You can download the report here.
The Hong Kong Cleanup has just wrapped up their largest event yet – with record-breaking numbers not only for the amount of trash collected, but also with the highest participant turn out to date.
Contributing to the success this year were over 30 local and international media partners, sponsors and other supporting organizations.
Relationships with the government and other NGOs increased in strength, and celebrity support also helped to drive greater awareness and action.
The 16th Annual Hong Kong Cleanup Challenge ran from September 1st to December 1st during which 80,210 participants collected 48,070,857 pieces of trash weighing in at 5,567,680 kilograms from country trails, city streets and coastal areas around Hong Kong. "Tiny Trash" such as microplastics remains a significant proportion of this number, in addition to disposable plastics such as utensils, straws, and shopping bags – a concerning realization knowing that many sea animals, birds and fish confuse them for food.
Participants ranged from schools, government departments, families, community groups, thought leaders, celebrities and companies including Bank of America Merrill Lynch, Bloomberg, BNP Paribas, Calvin Klein, Hitachi, Nomura, Pure International, and The Economist. Winners from The Challenge were honored at an awards ceremony at Tasmania Ballroom in December in categories such as best team spirit, most trash collected, greenest team, weirdest find, and largest team. An award of excellence was presented to Barclays, who performed four cleanups throughout the Challenge season, collecting hundreds of kilograms of rubbish.
The suggestions from the results are clear – we need stronger government action, better education and recycling infrastructure, and improved legislation to tackle our trash crisis and put Hong Kong on a path to a cleaner future. Recommendations include looking to other cities and countries that have successfully implemented bans and restrictions on harmful products such as polystyrene, plastic microbeads, disposable water bottles and plastic bags.
A full report of participant teams and their results can now be found here.
The waste crisis could not be more pressing for Hong Kong – with remaining landfills expected to be full by 2019 and controversy over proposed waste incinerator. Hong Kong Cleanup provides a step to addressing waste issues through citizen education and participation that is pivotal to empowering residents to change habits and seek change.

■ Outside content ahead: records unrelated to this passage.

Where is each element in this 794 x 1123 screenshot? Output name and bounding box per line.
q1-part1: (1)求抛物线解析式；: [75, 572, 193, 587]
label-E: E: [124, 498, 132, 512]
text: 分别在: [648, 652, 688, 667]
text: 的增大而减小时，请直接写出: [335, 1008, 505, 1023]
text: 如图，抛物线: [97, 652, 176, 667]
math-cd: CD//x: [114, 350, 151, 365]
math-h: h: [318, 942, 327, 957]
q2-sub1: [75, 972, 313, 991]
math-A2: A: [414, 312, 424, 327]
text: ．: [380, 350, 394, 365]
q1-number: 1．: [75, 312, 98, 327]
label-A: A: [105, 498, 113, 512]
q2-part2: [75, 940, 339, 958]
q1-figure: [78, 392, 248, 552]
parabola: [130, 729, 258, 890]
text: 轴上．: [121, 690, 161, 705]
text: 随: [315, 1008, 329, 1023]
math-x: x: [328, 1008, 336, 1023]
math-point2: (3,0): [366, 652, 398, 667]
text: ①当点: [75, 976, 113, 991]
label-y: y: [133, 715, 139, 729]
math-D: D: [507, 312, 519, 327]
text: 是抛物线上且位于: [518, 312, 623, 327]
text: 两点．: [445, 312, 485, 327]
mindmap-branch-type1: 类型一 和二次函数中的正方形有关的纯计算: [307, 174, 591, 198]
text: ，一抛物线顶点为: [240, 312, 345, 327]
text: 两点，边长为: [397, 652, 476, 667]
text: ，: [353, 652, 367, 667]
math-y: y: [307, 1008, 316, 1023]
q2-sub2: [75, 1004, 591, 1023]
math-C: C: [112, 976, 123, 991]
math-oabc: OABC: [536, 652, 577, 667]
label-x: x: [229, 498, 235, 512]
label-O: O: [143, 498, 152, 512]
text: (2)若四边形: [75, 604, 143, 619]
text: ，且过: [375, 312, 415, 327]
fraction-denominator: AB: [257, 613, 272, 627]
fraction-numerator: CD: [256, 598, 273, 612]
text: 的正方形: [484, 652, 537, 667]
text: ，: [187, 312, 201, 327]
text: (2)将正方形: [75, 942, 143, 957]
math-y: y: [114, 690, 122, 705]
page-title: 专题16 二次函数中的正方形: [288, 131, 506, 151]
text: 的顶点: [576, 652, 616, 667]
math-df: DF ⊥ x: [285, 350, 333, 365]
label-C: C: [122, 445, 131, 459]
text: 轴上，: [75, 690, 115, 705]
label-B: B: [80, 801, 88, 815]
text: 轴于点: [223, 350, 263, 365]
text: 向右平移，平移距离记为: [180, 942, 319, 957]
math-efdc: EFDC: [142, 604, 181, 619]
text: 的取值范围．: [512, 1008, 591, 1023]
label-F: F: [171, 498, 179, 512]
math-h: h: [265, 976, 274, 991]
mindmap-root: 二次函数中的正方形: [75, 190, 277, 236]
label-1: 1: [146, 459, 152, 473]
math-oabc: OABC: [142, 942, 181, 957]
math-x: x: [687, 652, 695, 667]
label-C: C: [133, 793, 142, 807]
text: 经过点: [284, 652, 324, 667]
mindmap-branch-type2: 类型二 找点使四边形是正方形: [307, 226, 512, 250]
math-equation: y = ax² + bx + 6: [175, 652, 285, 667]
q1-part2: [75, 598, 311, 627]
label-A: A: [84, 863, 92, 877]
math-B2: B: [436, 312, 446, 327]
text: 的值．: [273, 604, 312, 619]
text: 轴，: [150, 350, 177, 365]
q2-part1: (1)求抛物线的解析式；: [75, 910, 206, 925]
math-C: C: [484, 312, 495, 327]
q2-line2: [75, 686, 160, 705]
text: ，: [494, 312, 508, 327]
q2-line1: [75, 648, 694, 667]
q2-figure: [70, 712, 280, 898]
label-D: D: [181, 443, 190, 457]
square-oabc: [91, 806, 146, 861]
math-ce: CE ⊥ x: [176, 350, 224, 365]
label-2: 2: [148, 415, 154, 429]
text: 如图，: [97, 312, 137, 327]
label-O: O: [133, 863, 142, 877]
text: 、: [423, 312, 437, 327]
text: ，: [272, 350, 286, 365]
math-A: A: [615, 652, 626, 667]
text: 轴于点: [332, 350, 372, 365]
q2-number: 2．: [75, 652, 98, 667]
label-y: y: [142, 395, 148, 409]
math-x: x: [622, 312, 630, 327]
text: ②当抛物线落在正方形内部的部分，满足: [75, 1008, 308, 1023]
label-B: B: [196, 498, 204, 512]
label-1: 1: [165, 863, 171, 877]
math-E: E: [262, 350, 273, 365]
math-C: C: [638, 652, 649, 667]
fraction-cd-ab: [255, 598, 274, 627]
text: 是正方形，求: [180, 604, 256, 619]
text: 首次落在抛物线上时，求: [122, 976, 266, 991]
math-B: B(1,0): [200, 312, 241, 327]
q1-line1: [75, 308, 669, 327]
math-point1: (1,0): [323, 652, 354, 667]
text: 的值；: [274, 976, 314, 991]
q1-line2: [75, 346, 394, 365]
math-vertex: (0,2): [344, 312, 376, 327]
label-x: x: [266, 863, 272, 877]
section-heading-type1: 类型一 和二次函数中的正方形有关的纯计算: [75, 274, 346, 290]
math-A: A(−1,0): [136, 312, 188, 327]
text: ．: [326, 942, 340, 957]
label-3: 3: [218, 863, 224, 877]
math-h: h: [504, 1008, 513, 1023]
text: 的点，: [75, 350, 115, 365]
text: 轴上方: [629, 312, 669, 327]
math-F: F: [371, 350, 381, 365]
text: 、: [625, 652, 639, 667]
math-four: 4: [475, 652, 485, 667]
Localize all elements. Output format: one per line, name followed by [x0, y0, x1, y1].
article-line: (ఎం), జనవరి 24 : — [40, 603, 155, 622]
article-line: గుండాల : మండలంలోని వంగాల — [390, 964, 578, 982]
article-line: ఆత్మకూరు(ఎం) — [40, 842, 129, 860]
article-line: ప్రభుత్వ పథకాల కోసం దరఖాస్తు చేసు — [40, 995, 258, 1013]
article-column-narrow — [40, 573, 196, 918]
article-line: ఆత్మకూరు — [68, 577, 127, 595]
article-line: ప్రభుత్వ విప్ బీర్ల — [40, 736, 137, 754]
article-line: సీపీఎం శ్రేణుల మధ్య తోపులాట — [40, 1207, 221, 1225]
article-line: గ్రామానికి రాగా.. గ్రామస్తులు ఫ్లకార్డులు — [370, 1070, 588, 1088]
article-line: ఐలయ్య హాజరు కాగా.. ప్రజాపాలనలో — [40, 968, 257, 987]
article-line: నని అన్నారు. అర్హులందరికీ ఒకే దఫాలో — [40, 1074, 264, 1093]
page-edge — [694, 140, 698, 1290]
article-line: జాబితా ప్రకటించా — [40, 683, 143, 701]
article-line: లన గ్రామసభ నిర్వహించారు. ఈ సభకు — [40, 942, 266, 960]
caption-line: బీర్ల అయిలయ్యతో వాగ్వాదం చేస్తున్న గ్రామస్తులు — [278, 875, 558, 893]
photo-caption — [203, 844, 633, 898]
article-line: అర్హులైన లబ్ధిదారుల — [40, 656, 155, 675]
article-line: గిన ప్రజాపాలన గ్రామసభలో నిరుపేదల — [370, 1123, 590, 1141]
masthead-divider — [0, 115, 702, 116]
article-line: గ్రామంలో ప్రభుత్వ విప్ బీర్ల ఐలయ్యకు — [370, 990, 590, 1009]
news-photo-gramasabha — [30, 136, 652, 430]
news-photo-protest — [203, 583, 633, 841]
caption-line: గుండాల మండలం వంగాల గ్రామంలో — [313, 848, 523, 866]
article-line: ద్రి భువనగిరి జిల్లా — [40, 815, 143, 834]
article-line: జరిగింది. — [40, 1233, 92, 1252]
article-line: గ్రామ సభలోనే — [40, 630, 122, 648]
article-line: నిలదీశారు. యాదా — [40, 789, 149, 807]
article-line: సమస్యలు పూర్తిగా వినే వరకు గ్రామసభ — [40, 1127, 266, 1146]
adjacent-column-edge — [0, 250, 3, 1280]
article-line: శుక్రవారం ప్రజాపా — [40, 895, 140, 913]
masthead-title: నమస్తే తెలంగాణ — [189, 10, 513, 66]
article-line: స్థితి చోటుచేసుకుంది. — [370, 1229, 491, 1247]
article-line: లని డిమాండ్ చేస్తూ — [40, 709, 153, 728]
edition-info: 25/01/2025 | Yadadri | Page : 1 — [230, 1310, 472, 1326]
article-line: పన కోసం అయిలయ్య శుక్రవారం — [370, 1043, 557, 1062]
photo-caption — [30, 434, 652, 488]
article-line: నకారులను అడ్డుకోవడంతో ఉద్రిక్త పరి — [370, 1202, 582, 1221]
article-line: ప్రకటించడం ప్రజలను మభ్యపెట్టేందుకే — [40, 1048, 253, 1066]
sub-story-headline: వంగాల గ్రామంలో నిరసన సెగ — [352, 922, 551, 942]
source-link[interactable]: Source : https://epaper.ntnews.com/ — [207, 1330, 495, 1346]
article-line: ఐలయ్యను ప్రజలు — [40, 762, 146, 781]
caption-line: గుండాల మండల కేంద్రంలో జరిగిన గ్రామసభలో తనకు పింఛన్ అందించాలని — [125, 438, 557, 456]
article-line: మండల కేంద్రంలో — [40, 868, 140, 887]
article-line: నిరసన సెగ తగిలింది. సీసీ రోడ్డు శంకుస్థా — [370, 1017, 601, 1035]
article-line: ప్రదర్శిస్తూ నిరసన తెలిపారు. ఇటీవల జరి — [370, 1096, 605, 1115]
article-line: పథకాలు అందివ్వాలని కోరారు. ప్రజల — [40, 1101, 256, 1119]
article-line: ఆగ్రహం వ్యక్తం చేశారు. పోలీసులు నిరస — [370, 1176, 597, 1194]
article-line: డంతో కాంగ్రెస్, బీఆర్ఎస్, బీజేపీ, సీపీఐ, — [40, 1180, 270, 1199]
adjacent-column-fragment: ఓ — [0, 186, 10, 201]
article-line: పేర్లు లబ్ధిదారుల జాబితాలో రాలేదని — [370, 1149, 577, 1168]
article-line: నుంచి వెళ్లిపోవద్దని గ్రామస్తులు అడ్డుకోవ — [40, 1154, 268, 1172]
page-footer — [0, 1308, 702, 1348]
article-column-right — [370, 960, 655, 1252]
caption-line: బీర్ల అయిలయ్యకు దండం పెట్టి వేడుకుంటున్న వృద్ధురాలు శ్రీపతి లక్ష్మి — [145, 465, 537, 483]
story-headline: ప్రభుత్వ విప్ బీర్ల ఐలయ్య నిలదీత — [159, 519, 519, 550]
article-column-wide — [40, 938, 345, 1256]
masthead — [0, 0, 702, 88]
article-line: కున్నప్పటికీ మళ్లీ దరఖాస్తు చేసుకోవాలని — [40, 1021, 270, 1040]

Lisa Christensen, the event's Founder, reckons enough is enough: "The amount of plastic in our natural ecosystems has to be seen to be believed. It is a horrendous and disturbing sight. Is this really what we want Hong Kong to be known for? The Hong Kong Cleanup Challenge remains an integral way to help the government clean up our city and take back our beaches, however we must continue to strengthen our approach with upstream solutions, so the trash doesn't end up in our beautiful oceans in the first place".